Hedge Fund Adviser Charged with Fraud For Secretly Restructuring to Favor Select Investors
A hedge fund manager and its principals were charged with fraud for secretly altering the structure of the funds for the benefit of select investors and then raising additional funds without disclosing this to the new investors. The complex eventually collapsed as the market crisis continued in 2008. The SEC’s complaint names as defendants New Stream Capital, LLC, a registered investment adviser; New Stream Capital (Cayman), Ltd., a Cayman Island exempt company; David Bryson, the owner, manager and founder of New Stream; Bart Gutekunst, a managing partner and founder of New Stream; Richard Pereira the registered adviser’s CFO; and Tara Bryson, director of marketing and investor relations. SEC v. New Stream Capital, LLC, Case No. 3:13-cv-00264 (D. Conn. Filed Feb. 26, 2013).

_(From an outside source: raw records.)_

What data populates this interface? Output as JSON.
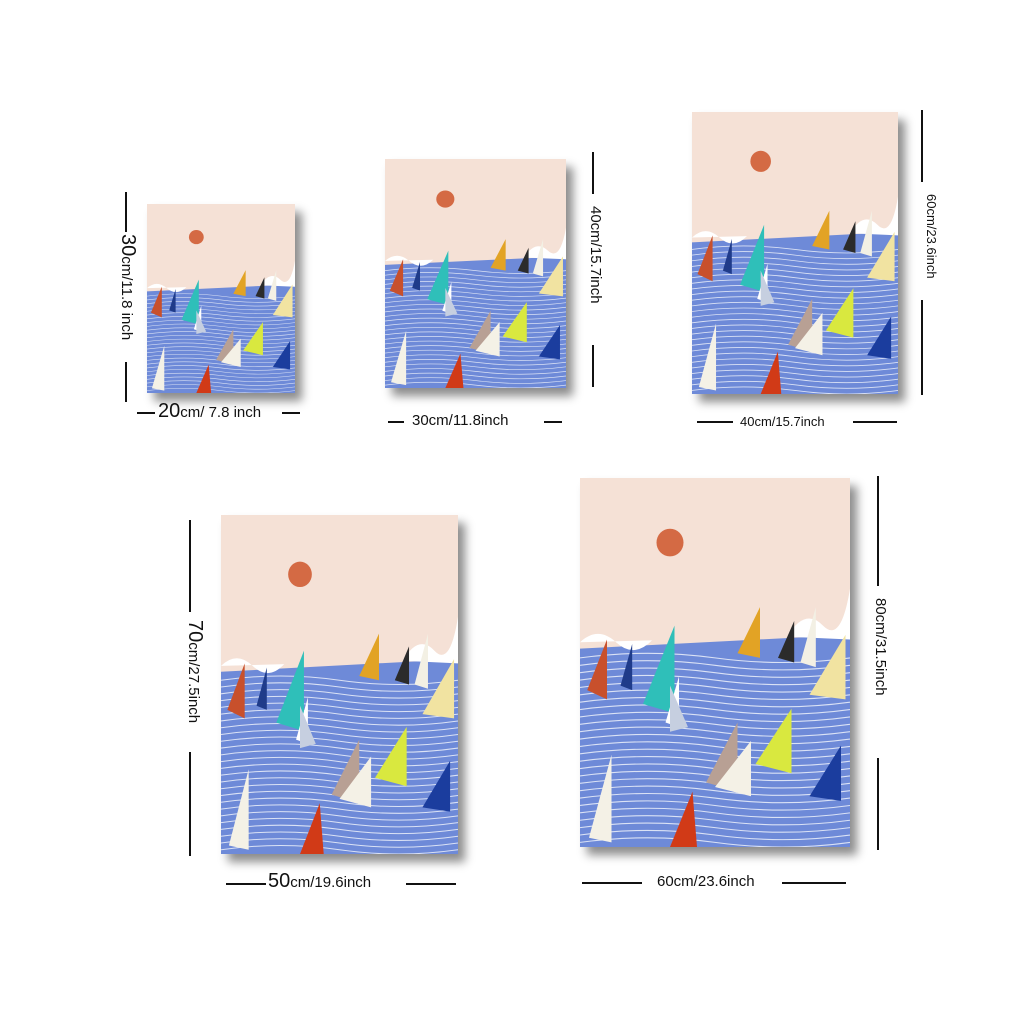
{
  "artwork": {
    "subject": "sailboat regatta on blue sea with pink sky and orange sun",
    "colors": {
      "sky": "#f5e1d6",
      "sea": "#6e8ad8",
      "sun": "#d46a44",
      "clouds": "#ffffff"
    }
  },
  "sizes": [
    {
      "width_num": "20",
      "width_unit": "cm/ 7.8 inch",
      "height_num": "30",
      "height_unit": "cm/11.8 inch"
    },
    {
      "width_num": "",
      "width_unit": "30cm/11.8inch",
      "height_num": "",
      "height_unit": "40cm/15.7inch"
    },
    {
      "width_num": "",
      "width_unit": "40cm/15.7inch",
      "height_num": "",
      "height_unit": "60cm/23.6inch"
    },
    {
      "width_num": "50",
      "width_unit": "cm/19.6inch",
      "height_num": "70",
      "height_unit": "cm/27.5inch"
    },
    {
      "width_num": "",
      "width_unit": "60cm/23.6inch",
      "height_num": "",
      "height_unit": "80cm/31.5inch"
    }
  ]
}
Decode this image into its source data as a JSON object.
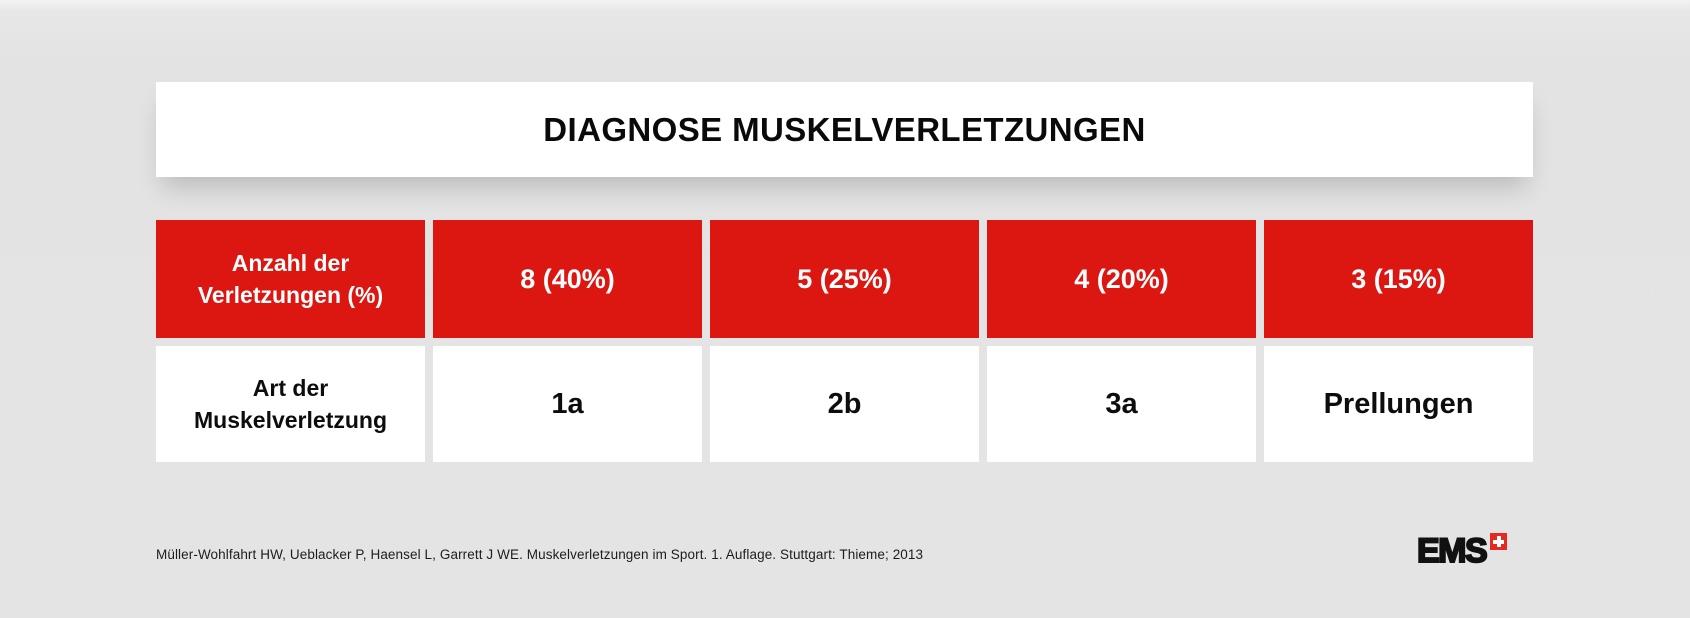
{
  "page": {
    "title": "DIAGNOSE MUSKELVERLETZUNGEN",
    "citation": "Müller-Wohlfahrt HW, Ueblacker P, Haensel L, Garrett J WE. Muskelverletzungen im Sport. 1. Auflage. Stuttgart: Thieme; 2013",
    "logo": {
      "text": "EMS",
      "icon": "swiss-cross-icon"
    }
  },
  "colors": {
    "accent_red": "#dc1712",
    "cross_red": "#e52a20",
    "background_gray": "#e4e4e5",
    "panel_white": "#ffffff",
    "text_black": "#0d0d0d",
    "text_white": "#ffffff"
  },
  "table": {
    "count_row": {
      "label_lines": [
        "Anzahl der",
        "Verletzungen (%)"
      ],
      "cells": [
        "8 (40%)",
        "5 (25%)",
        "4 (20%)",
        "3 (15%)"
      ]
    },
    "type_row": {
      "label_lines": [
        "Art der",
        "Muskelverletzung"
      ],
      "cells": [
        "1a",
        "2b",
        "3a",
        "Prellungen"
      ]
    }
  },
  "chart_data": {
    "type": "table",
    "title": "Diagnose Muskelverletzungen",
    "row_headers": [
      "Anzahl der Verletzungen (%)",
      "Art der Muskelverletzung"
    ],
    "injury_types": [
      "1a",
      "2b",
      "3a",
      "Prellungen"
    ],
    "counts": [
      8,
      5,
      4,
      3
    ],
    "percentages": [
      40,
      25,
      20,
      15
    ],
    "source": "Müller-Wohlfahrt HW, Ueblacker P, Haensel L, Garrett J WE. Muskelverletzungen im Sport. 1. Auflage. Stuttgart: Thieme; 2013"
  }
}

The New Stream hedge fund complex raised capital from investors and made loans backed by real estate, life insurance policies, oil and gas interests and commercial assets. Its primary investment vehicle was a Master Fund which began receiving investments in 2003. In 2005 the Bermuda Feeder was created to raise money from investors not subject to the U.S. tax laws. That fund typically loaned money to the Master Fund. New Stream paid a high interest rate on the loans which were secured by the assets of the Master Fund. That fund profited on the spread between what was paid to the Bermuda Feeder and to the commercial borrowers from the Master Fund.
The Bermuda Feeder investments grew faster than those of the Master Fund. Accordingly, Mr. Bryson decided to restructure the group so that all investors in the Master Fund would have the same investment profile. Two new feeder funds were created which would invest directly in the Master Fund. One was for U.S. taxpayers, The other, a Caymen Feeder, was for investors not subject to the U.S. tax laws. The plan called for investors in the Master Fund to transfer their shares. The Bermuda feeder would eventually be phased out. As part of the plan the rate for fees charged by the adviser was increased.
There were extensive communications with investors to achieve the restructuring. The largest single investor in the Bermuda fund was registered investment adviser Gottex Fund Management Ltd. Gottex advised several funds which had about $300 million invested in the Bermuda fund representing 67% of its assets. Gottex objected to the restructuring since it altered the liquidation rights, eliminating the preference of the adviser. The adviser threatened to withdraw investments. To prevent this, Messrs. Bryson and Guterkunst implemented a scheme to secretly revise the hedge fund’s capital structure, giving Gottex and other select offshore investors priority in the event of liquidation.
Subsequently, New Stream’s marketing department, lead by Ms. Bryson, raised nearly $50 million from new investors. Those investors were provided with solicitation materials which predated the deal with Gottex and thus did not mention the revised capital structure. New Stream’s operative financial statements were altered by Mr. Pereira to conceal the revisions to the altered operating structure. The new investors were not informed about the Gottex deal.
As the financial crisis continued New Stream faced $545 million in redemption requests. Further redemptions were halted. It ceased raising new investor money. Eventually New Stream and its affiliates filed for Chapter 11 bankruptcy. The Commission’s complaint alleges violations of Securities Act Section 17(a), Exchange Act Section 10(b) and Advisers Act Sections 206(1) and (2) and Section 206(4).
Ms. Bryson, who is charged in counts based on Securities Act Section 17(a), Exchange Act Section 10(b) and Advisers Act Section 206(4), settled with the Commission, consenting to the entry of a permanent injunction based on those Sections. She also agreed to be barred from the securities industry. The other defendants are litigating the case.